Quantifying the 3D structure and function of porosity and pore space in natural sediment flocs

Purpose Flocculated cohesive suspended sediments (flocs) play an important role in all aquatic environments, facilitating the transport and deposition of sediment and associated contaminants with consequences for aquatic health, material fluxes, and morphological evolution. Accurate modelling of the transport and behaviour of these sediments is critical for a variety of activities including fisheries, aquaculture, shipping, and waste and pollution management and this requires accurate measurement of the physical properties of flocs including porosity. Methods Despite the importance of understanding floc porosity, measurement approaches are indirect or inferential. Here, using mu CT, a novel processing and analysis protocol, we directly quantify porosity in natural sediment flocs. For the first time, the complexity of floc pore spaces is observed in 3-dimensions, enabling the identification and quantification of important pore space and pore network characteristics, namely 3D pore diameter, volume, shape, tortuosity, and connectivity.
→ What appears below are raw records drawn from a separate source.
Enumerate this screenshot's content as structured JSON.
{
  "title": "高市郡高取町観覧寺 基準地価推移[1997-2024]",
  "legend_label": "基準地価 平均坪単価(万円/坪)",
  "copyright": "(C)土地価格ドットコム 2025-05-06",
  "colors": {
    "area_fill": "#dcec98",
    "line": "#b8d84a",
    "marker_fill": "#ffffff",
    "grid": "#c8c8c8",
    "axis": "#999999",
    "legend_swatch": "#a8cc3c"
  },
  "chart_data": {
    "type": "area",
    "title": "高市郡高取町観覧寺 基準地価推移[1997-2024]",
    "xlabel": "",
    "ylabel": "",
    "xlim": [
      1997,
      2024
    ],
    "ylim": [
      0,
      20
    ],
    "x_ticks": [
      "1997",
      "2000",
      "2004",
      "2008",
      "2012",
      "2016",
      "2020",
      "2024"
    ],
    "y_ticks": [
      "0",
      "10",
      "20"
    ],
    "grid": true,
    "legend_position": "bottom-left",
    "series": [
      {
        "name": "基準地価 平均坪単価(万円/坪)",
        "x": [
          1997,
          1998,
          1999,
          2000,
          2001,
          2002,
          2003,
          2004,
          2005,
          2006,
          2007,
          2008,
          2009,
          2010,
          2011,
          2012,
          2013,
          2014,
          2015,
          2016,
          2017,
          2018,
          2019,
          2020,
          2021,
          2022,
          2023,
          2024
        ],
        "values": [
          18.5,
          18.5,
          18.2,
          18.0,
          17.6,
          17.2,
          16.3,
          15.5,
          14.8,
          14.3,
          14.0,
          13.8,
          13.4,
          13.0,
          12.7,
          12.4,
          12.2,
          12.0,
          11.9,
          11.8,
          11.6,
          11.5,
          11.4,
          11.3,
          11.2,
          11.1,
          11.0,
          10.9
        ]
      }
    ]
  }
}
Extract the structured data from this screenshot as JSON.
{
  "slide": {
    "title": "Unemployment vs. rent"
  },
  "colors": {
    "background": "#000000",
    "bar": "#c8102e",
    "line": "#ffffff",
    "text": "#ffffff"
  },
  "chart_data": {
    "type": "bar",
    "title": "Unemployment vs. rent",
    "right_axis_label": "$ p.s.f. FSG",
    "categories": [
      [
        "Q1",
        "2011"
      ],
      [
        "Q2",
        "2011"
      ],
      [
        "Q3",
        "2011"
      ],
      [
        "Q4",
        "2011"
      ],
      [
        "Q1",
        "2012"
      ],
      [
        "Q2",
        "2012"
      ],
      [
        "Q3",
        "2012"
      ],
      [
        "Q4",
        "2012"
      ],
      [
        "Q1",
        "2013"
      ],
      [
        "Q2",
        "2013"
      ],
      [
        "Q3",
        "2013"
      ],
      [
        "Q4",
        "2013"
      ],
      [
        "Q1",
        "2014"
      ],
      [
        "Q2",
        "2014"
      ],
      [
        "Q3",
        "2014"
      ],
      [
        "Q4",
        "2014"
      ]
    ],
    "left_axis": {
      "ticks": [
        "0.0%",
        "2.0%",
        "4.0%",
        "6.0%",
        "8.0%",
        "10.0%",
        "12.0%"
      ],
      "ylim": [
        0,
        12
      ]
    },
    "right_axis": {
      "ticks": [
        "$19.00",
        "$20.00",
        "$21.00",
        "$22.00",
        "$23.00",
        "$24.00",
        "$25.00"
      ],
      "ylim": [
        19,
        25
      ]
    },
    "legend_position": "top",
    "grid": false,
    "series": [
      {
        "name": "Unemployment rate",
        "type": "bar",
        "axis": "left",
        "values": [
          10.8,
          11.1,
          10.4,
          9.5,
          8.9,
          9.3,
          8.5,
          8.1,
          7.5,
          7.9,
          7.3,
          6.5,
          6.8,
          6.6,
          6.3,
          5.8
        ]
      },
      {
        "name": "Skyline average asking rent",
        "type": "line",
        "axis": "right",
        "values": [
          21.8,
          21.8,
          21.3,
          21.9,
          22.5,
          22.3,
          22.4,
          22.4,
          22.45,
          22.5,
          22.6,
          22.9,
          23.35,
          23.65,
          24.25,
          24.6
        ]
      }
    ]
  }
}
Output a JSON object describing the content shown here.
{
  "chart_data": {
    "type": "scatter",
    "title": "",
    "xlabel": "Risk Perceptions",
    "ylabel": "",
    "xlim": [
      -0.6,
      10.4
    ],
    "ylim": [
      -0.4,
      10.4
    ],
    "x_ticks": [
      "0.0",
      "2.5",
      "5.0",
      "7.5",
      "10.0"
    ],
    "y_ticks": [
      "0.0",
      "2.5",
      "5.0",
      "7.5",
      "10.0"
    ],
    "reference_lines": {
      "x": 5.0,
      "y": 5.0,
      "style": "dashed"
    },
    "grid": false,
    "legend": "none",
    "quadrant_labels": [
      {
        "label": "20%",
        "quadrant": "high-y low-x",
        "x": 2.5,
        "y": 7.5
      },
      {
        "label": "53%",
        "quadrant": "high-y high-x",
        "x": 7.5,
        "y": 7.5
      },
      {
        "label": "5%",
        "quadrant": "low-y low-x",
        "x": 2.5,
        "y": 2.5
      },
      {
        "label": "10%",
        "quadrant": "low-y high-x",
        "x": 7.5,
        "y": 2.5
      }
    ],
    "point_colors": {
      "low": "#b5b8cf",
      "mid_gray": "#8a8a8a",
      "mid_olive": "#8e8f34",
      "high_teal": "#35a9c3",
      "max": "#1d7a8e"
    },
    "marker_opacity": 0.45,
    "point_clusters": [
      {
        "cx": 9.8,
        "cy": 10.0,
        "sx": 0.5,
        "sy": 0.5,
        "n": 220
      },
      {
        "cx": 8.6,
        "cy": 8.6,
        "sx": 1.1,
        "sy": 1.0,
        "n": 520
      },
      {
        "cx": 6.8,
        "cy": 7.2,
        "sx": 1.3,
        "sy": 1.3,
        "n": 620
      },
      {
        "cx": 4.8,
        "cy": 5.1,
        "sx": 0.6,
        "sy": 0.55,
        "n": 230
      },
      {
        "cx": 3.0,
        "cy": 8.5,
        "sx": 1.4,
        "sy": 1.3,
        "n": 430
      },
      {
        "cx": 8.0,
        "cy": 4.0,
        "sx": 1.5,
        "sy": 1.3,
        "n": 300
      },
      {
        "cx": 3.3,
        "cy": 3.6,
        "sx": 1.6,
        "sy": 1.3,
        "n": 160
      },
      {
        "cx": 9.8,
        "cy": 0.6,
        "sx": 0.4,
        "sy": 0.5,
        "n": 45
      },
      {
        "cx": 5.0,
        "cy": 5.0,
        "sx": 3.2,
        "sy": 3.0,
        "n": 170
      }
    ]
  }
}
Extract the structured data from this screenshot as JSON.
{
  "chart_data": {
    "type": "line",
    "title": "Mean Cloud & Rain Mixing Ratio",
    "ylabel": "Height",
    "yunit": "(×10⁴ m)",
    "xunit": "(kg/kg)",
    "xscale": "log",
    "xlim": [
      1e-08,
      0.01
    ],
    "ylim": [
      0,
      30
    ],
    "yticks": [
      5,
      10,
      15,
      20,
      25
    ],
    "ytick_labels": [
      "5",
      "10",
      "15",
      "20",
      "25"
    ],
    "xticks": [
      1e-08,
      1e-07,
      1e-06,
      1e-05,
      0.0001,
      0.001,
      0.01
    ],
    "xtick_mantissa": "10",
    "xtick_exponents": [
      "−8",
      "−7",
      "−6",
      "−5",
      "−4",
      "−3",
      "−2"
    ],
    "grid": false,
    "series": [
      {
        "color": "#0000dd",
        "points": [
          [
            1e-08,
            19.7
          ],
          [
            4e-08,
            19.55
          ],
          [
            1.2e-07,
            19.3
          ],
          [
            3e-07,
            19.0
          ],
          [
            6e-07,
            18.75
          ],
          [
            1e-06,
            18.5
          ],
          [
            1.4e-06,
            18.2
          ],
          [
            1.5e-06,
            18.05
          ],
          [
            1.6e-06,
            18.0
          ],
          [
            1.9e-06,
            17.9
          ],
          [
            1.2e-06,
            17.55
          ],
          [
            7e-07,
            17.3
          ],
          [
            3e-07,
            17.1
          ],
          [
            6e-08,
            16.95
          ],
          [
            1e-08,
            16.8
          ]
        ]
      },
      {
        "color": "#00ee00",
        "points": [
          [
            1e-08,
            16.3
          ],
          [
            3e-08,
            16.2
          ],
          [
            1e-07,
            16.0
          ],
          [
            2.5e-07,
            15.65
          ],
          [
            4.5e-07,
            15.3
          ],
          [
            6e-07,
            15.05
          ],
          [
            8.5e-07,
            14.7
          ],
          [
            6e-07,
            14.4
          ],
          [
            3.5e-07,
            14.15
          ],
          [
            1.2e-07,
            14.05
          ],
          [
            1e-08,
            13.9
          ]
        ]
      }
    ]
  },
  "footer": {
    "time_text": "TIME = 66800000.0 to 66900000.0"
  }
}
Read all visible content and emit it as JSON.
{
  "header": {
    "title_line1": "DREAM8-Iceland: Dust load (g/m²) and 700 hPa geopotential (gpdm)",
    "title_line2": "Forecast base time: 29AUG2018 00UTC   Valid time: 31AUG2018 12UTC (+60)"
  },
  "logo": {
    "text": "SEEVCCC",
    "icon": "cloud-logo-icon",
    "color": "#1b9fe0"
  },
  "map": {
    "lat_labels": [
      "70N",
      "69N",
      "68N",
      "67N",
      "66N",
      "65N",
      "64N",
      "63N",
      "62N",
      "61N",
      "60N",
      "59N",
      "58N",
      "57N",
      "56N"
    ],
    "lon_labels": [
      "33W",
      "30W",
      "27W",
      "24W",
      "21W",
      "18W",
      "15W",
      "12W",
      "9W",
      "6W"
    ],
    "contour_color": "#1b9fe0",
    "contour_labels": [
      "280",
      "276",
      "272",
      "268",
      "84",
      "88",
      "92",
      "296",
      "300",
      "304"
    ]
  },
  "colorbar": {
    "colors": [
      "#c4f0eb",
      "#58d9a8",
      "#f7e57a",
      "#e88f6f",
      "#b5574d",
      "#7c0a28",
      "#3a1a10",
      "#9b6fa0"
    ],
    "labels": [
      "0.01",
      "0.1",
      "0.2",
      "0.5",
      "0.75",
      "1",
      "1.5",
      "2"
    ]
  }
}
Results We report on the complexity of floc pore space and differentiate effective and isolated pore space enabling new understanding of the hydraulic functioning of floc porosity. We demonstrate that current methodological approaches are overestimating floc porosity by c. 30%. Conclusion These new data have implications for our understanding of the controls on floc dynamics and the function of floc porosity and can improve the parameterisation of current cohesive sediment transport models.

Automated summary

Flocculated cohesive suspended sediments (flocs) play a crucial role in aquatic environments, but accurate measurement of their physical properties, including porosity, is challenging. In this study, a novel processing and analysis protocol using μCT was employed to directly quantify porosity in natural sediment flocs. The results revealed the complexity of floc pore space and identified effective and isolated pore spaces, providing new insights into the hydraulic functioning of floc porosity. Current methodological approaches were found to overestimate floc porosity by approximately 30%.